Velazquez-Ausstellung im KHM

APA/EPA/Herbert Neubauer

Leihgabenaustausch mit Madrider Prado

So viele Werke zusammenzutragen sei nur möglich gewesen, weil das KHM nicht nur über hervorragende freundschaftliche und kollegiale Kontakte zum Prado verfüge, wo im Vorjahr auch einige Leihgaben aus Wien gezeigt wurden, sondern das Museum auch „selbst einen substanziellen Bestand dieses spanischen Großmeisters hat“, sagte Haag. Dieser umfasst zwar nicht mehr 14 Gemälde wie einst, und von dem Dutzend verbliebener Werke schreibt die strenge kunstgeschichtliche Forschung derzeit die Hälfte seiner Werkstatt zu. „Es ist auch nicht auszuschließen, dass es wieder dazu kommt, dass sie ihm selbst zugeschrieben werden,“ wagt Haag dennoch zu hoffen.

Ausstellungshinweis

„Velazquez“, von 28. Oktober bis 15. Februar 2015, Kunsthistorisches Museum Wien, dienstags bis sonntags von 10.00 bis 18.00 Uhr, donnerstags von 10.00 bis 21.00 Uhr. Zur Ausstellung ist ein Katalog (336 Seiten, 39,95 Euro) erschienen.

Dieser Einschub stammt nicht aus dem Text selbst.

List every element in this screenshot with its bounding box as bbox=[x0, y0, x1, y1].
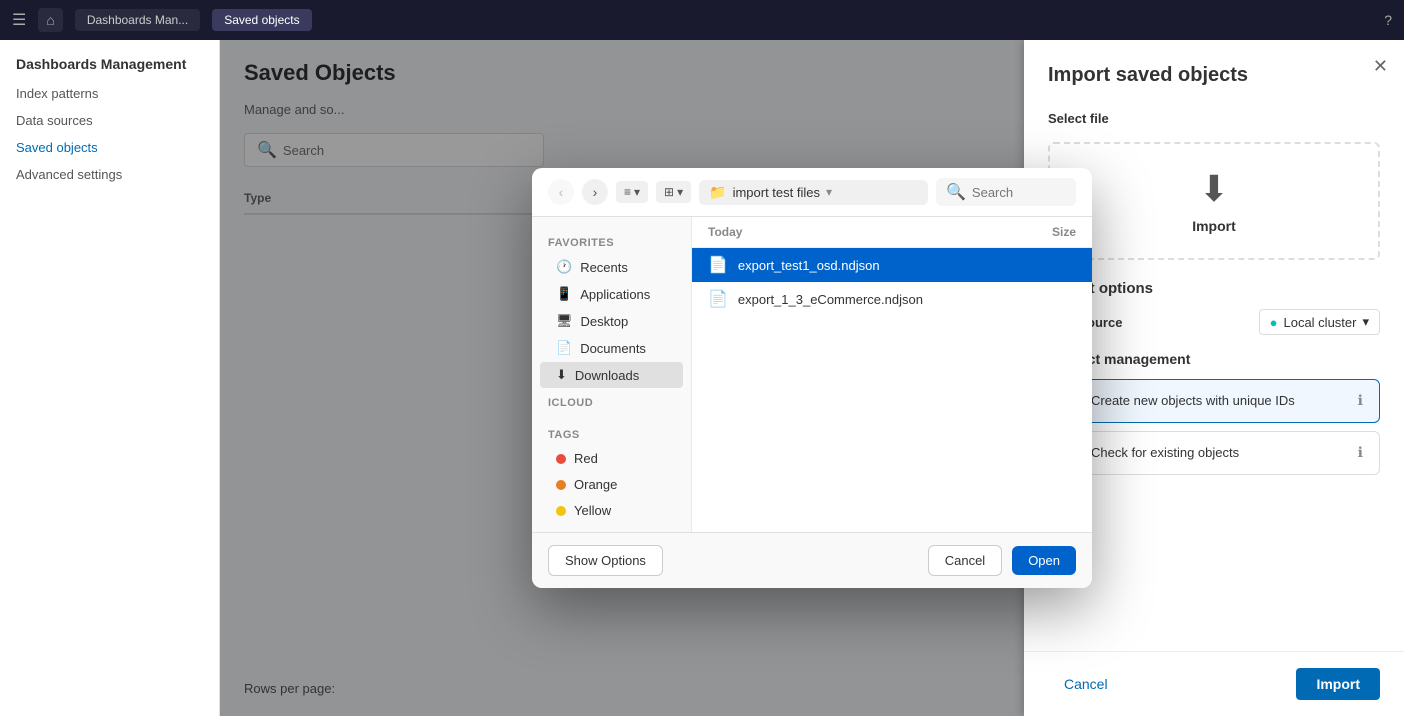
file-item-1[interactable]: 📄 export_1_3_eCommerce.ndjson bbox=[692, 282, 1092, 316]
yellow-dot bbox=[556, 506, 566, 516]
chevron-down-icon: ▾ bbox=[634, 185, 640, 199]
sidebar: Dashboards Management Index patterns Dat… bbox=[0, 40, 220, 716]
back-button[interactable]: ‹ bbox=[548, 179, 574, 205]
folder-icon: 📁 bbox=[709, 184, 726, 201]
search-icon: 🔍 bbox=[946, 182, 966, 202]
file-name-1: export_1_3_eCommerce.ndjson bbox=[738, 292, 1076, 307]
file-item-0[interactable]: 📄 export_test1_osd.ndjson bbox=[692, 248, 1092, 282]
dialog-footer: Show Options Cancel Open bbox=[532, 532, 1092, 588]
path-display: 📁 import test files ▾ bbox=[699, 180, 928, 205]
forward-button[interactable]: › bbox=[582, 179, 608, 205]
tag-green[interactable]: Green bbox=[540, 524, 683, 532]
tags-section-title: Tags bbox=[532, 421, 691, 445]
file-icon-1: 📄 bbox=[708, 289, 728, 309]
file-dialog-backdrop: ‹ › ≡ ▾ ⊞ ▾ 📁 import test files ▾ bbox=[220, 40, 1404, 716]
dialog-search-input[interactable] bbox=[972, 185, 1066, 200]
content-area: Saved Objects Manage and so... 🔍 Type Ro… bbox=[220, 40, 1404, 716]
dialog-cancel-button[interactable]: Cancel bbox=[928, 545, 1002, 576]
icloud-section-title: iCloud bbox=[532, 389, 691, 413]
sidebar-item-data-sources[interactable]: Data sources bbox=[0, 107, 219, 134]
search-dialog: 🔍 bbox=[936, 178, 1076, 206]
size-header: Size bbox=[1052, 225, 1076, 239]
home-icon[interactable]: ⌂ bbox=[38, 8, 62, 32]
sidebar-item-index-patterns[interactable]: Index patterns bbox=[0, 80, 219, 107]
hamburger-icon[interactable]: ☰ bbox=[12, 10, 26, 30]
help-icon[interactable]: ? bbox=[1384, 12, 1392, 28]
nav-downloads[interactable]: ⬇ Downloads bbox=[540, 362, 683, 388]
tag-orange[interactable]: Orange bbox=[540, 472, 683, 497]
desktop-icon: 🖥 bbox=[556, 313, 573, 329]
file-icon-0: 📄 bbox=[708, 255, 728, 275]
recents-icon: 🕐 bbox=[556, 259, 572, 275]
sidebar-label: Index patterns bbox=[16, 86, 98, 101]
file-name-0: export_test1_osd.ndjson bbox=[738, 258, 1076, 273]
tab-dashboards[interactable]: Dashboards Man... bbox=[75, 9, 200, 31]
top-bar: ☰ ⌂ Dashboards Man... Saved objects ? bbox=[0, 0, 1404, 40]
dialog-sidebar: Favorites 🕐 Recents 📱 Applications 🖥 Des… bbox=[532, 217, 692, 532]
nav-desktop[interactable]: 🖥 Desktop bbox=[540, 308, 683, 334]
sidebar-label: Data sources bbox=[16, 113, 93, 128]
red-dot bbox=[556, 454, 566, 464]
nav-documents[interactable]: 📄 Documents bbox=[540, 335, 683, 361]
list-icon: ≡ bbox=[624, 185, 631, 199]
sidebar-item-advanced-settings[interactable]: Advanced settings bbox=[0, 161, 219, 188]
file-dialog: ‹ › ≡ ▾ ⊞ ▾ 📁 import test files ▾ bbox=[532, 168, 1092, 588]
list-view-button[interactable]: ≡ ▾ bbox=[616, 181, 648, 203]
applications-icon: 📱 bbox=[556, 286, 572, 302]
tag-yellow[interactable]: Yellow bbox=[540, 498, 683, 523]
current-path: import test files bbox=[733, 185, 820, 200]
main-layout: Dashboards Management Index patterns Dat… bbox=[0, 40, 1404, 716]
date-header: Today bbox=[708, 225, 742, 239]
orange-dot bbox=[556, 480, 566, 490]
sidebar-title: Dashboards Management bbox=[0, 56, 219, 80]
dialog-header: ‹ › ≡ ▾ ⊞ ▾ 📁 import test files ▾ bbox=[532, 168, 1092, 217]
file-list-header: Today Size bbox=[692, 217, 1092, 248]
dialog-body: Favorites 🕐 Recents 📱 Applications 🖥 Des… bbox=[532, 217, 1092, 532]
tag-red[interactable]: Red bbox=[540, 446, 683, 471]
grid-view-button[interactable]: ⊞ ▾ bbox=[656, 181, 691, 203]
documents-icon: 📄 bbox=[556, 340, 572, 356]
sidebar-label: Advanced settings bbox=[16, 167, 122, 182]
dialog-open-button[interactable]: Open bbox=[1012, 546, 1076, 575]
grid-icon: ⊞ bbox=[664, 185, 674, 199]
file-list: Today Size 📄 export_test1_osd.ndjson 📄 e… bbox=[692, 217, 1092, 532]
downloads-icon: ⬇ bbox=[556, 367, 567, 383]
chevron-down-icon: ▾ bbox=[677, 185, 683, 199]
tags-section: Tags Red Orange Yellow bbox=[532, 421, 691, 532]
favorites-section-title: Favorites bbox=[532, 229, 691, 253]
sidebar-item-saved-objects[interactable]: Saved objects bbox=[0, 134, 219, 161]
tab-saved-objects[interactable]: Saved objects bbox=[212, 9, 311, 31]
path-chevron-icon: ▾ bbox=[826, 185, 832, 199]
show-options-button[interactable]: Show Options bbox=[548, 545, 663, 576]
nav-recents[interactable]: 🕐 Recents bbox=[540, 254, 683, 280]
sidebar-label: Saved objects bbox=[16, 140, 98, 155]
nav-applications[interactable]: 📱 Applications bbox=[540, 281, 683, 307]
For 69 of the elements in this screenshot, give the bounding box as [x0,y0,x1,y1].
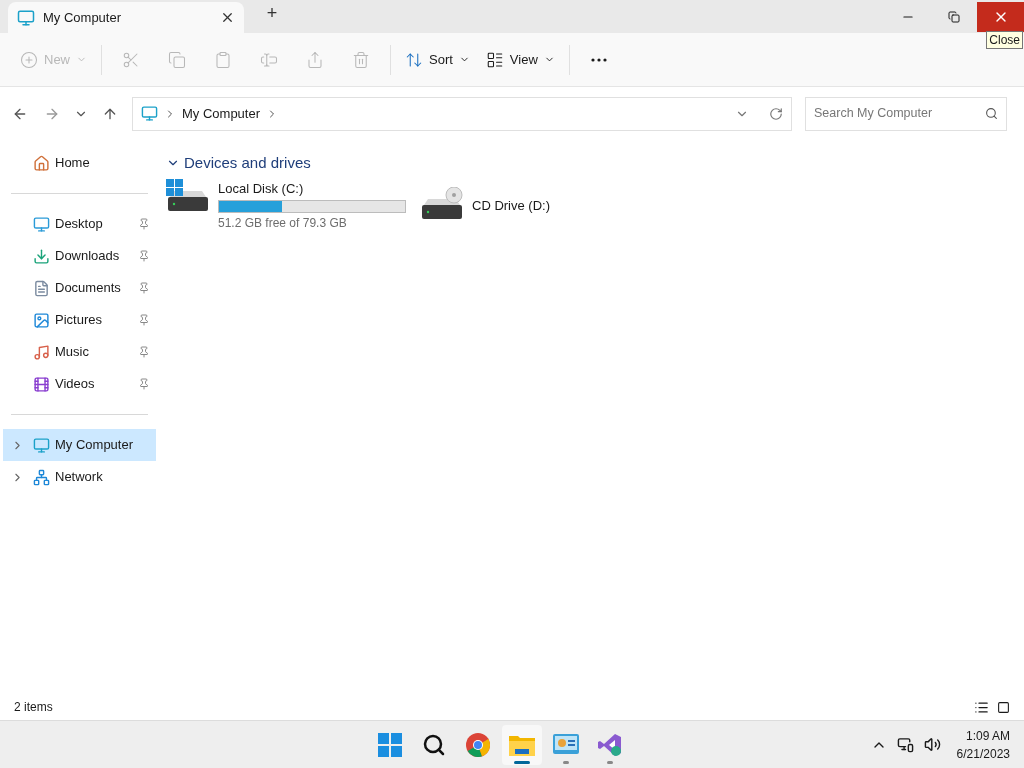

Für Sylvia Ferino-Pagden, die zu Jahresende als Leiterin der Gemäldegalerie in Pension geht, ist die Ausstellung das „Abschiedsgeschenk“, das sie dem Museum und den Besuchern zu Füßen legen will, wie sie im Katalog schreibt. „Velazquez, endlich!“, ist ihr Motto. Sie beginnt ihre Ausstellung mit einem großen Saal zu Velazquez’ Anfängen in Sevilla, mit religiösen Motiven wie zwei „Maria Immaculata“-Gemälden und der „Anbetung der Könige“.

Aber auch der „Wasserverkäufer von Sevilla“, der nicht nur durch feinsten Realismus, sondern auch durch tiefes Interesse am Menschlichen besticht, das später dazu führte, dass seine Porträts von Hofnarren und Hofzwergen genauso eindrucksvoll und ernsthaft ausfielen wie jene der königlichen Familie selbst. Für Ferino-Pagden ist dieser Raum die „Voraussetzung für unser Verständnis der weiteren Entwicklung des Künstlers“.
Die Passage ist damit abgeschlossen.